La ricerca, coordinata dalla Queen’s University Belfast, ha raccolto dati da 23 studi per un totale di quasi 35mila ragazzi tra i 10 e i 24 anni provenienti soprattutto da paesi anglofoni ed europei ad alto reddito e ha rivelato come, rispetto ai loro coetanei non detenuti, il deficit uditivo risulti quattro volte più frequente tra i giovani passati dal sistema giudiziario, mentre il deficit visivo appare due volte più comune.

Virgili, unico italiano nel team, ha curato il protocollo di ricerca, la selezione degli studi e la sintesi statistica dei risultati dello studio.

“Le patologie più diagnosticate – afferma Virgili – sono l’ipoacusia neurosensoriale (la perdita dell’udito causata da un danno o malfunzionamento delle cellule sensoriali dell’orecchio interno o dei nervi che trasmettono il suono al cervello) e gli errori refrattivi (miopia, ipermetropia, presbiopia, astigmatismo). Condizioni spesso semplici da correggere con un paio di occhiali o un apparecchio acustico, ma che, se trascurate, possono contribuire a un percorso di esclusione e vulnerabilità. Questi problemi sono più rappresentati nei paesi a basso e medio reddito, dove opera il team di ricerca che ha prodotto questa review. Chi non vede o non sente bene – aggiunge – fatica a comunicare, apprendere, relazionarsi. L’ipoacusia infantile, ad esempio, può ostacolare lo sviluppo del linguaggio e la comprensione del mondo circostante, generando frustrazione e isolamento, soprattutto in paesi dove il supporto sanitario e sociale è limitato. I disturbi visivi non corretti, estremamente frequenti in Asia e Sud-est asiatico, compromettono il rendimento scolastico e la fiducia in sé stessi, aumentando il rischio di depressione negli stessi bambini. Con il tempo, queste fragilità possono tradursi in difficoltà comportamentali, abbandono scolastico e rischio di devianza”.

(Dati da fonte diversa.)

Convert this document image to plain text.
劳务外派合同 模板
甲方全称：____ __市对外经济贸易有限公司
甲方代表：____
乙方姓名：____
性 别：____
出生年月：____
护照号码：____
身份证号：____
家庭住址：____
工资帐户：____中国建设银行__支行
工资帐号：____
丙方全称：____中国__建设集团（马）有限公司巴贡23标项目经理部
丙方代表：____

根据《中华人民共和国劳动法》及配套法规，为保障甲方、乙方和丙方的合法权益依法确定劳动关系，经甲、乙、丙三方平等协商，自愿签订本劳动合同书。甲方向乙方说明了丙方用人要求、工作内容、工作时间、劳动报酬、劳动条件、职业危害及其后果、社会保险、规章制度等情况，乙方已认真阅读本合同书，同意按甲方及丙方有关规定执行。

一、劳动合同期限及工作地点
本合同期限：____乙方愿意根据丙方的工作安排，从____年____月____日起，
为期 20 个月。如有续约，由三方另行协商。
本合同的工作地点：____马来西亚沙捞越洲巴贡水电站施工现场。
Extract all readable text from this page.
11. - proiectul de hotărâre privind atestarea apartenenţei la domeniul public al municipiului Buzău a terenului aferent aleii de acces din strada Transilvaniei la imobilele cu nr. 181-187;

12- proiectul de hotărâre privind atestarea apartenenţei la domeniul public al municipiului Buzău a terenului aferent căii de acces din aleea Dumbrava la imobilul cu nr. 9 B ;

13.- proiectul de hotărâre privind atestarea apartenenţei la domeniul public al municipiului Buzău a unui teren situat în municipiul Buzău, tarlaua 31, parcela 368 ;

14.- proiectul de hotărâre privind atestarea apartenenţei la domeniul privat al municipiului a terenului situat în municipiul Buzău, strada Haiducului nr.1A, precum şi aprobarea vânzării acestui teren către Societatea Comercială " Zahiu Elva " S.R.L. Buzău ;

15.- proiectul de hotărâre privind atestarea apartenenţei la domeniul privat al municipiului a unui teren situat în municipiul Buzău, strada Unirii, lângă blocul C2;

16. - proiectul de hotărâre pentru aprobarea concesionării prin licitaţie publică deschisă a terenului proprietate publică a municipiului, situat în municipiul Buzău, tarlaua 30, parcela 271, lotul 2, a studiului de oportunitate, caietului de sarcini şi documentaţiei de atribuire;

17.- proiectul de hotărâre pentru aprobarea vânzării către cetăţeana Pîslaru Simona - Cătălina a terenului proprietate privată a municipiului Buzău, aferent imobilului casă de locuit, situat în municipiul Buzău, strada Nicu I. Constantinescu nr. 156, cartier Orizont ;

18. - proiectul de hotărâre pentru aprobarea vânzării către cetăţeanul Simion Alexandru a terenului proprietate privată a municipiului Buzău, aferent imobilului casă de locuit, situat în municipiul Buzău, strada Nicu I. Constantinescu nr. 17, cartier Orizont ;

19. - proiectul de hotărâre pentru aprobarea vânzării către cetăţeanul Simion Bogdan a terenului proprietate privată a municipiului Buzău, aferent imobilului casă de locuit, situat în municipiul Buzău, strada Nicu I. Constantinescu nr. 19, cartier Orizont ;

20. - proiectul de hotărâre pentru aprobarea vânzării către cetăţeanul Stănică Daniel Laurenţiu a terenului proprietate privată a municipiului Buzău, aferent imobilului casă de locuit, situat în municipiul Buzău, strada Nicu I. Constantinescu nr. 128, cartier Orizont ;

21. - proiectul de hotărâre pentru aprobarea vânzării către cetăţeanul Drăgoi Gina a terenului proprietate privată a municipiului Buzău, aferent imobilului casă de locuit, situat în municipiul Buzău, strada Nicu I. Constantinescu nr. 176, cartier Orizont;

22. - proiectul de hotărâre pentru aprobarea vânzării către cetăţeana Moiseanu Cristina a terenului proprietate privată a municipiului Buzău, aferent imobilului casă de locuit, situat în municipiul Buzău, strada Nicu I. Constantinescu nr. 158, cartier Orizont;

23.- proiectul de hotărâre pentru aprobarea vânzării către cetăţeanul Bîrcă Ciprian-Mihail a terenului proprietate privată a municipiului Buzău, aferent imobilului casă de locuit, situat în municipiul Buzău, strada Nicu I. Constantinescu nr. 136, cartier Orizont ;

Nonostante la prevalenza di disturbi sensoriali tra i giovani detenuti sia da due a quattro volte superiore rispetto ai coetanei, pochissimi studi hanno indagato se correggere questi problemi possa ridurre la recidiva, cioè il ritorno nel sistema di giustizia dopo la scarcerazione. Inoltre, gli autori della review lanciano un appello semplice ma cruciale: condurre ricerca sull’utilità degli screening   per la vista e l’udito all’ingresso nelle strutture di detenzione giovanile, garantendo assistenza adeguata e continuità delle cure dopo il rilascio, un modello attualmente studiato in Malawi da questo Team. Un’azione di prevenzione che, oltre a migliorare la salute, potrebbe diventare uno strumento concreto di riabilitazione e inclusione. Il gruppo di ricerca, infine, sottolinea la necessità di condurre studi nei paesi a basso e medio reddito, dove vive la maggior parte dei giovani detenuti e dove l’accesso ai servizi sanitari è più limitato.

“Un intervento sanitario, anche non particolarmente costoso come un paio di occhiali, può portare a benefici importanti sul piano educativo e delle prospettive economiche in questi paesi. A volte basta davvero vedere e ascoltare meglio per cambiare un destino”.